Figure 3. RECQL1 depletion and doxorubicin sensitivity in breast cancer cell lines.

A. RECQL1 mRNA expression in MCF-7, MDA-MB-231 and MDA-MB-468 breast cancer cell lines. B. RECQL1 protein level in MCF-7, MDA-MB-231 and MDA-MB-468 breast cancer cell lines. C. Transient RECQL1 depletion by siRNA (C1) and doxorubicin sensitivity in MDA-MB-468 (C2) [The graph shows the cellular surviving fractions measured at different doses of doxorubicin treatment in control and RECQL1-depleted cells. Surviving fraction values are the mean ± SEM from three independent experiments]. D. Transient RECQL1 depletion by siRNA (D1) and doxorubicin sensitivity in MDA-MB-231 (D2) [The graph shows the cellular surviving fractions measured at different doses of doxorubicin treatment in control and RECQL1-depleted cells. Surviving fraction values are the mean ± SEM from three independent experiments]. E. Stable RECQL1 depletion by shRNA (E1) and doxorubicin sensitivity in MDA-MB-231 (E2) [The graph shows the cellular surviving fractions measured at different doses of doxorubicin treatment in control and RECQL1-depleted cells. Surviving fraction values are the mean ± SEM from three independent experiments]. F. Representative immunofluorescence staining of γH2AX foci (green) and its merge with nuclear DNA stain DAPI (blue) in control and RECQL1-depleted MDA-MB-231 cells is shown here.

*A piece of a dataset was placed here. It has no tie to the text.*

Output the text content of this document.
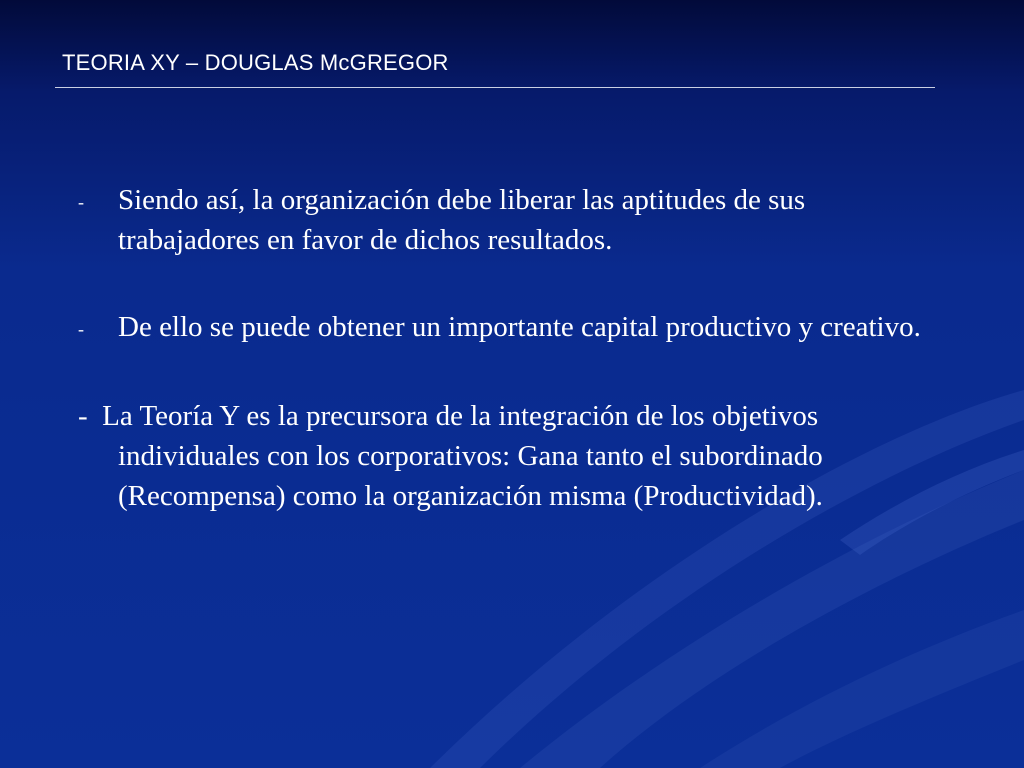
TEORIA XY – DOUGLAS McGREGOR
-	Siendo así, la organización debe liberar las aptitudes de sus trabajadores en favor de dichos resultados.
-	De ello se puede obtener un importante capital productivo y creativo.
- La Teoría Y es la precursora de la integración de los objetivos individuales con los corporativos: Gana tanto el subordinado (Recompensa) como la organización misma (Productividad).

G. Analysis of γH2AX foci in MDA-MB-231 cells stably transduced with control or RECQL1 shRNA. The percentage of cells exhibiting ≥5 γH2AX foci at indicated time points following recovery from doxorubicin treatment (0.1 μM for 4 h) was determined by immunofluorescence. Quantitative data shown represent the average from two independent experiments with associated SEMs.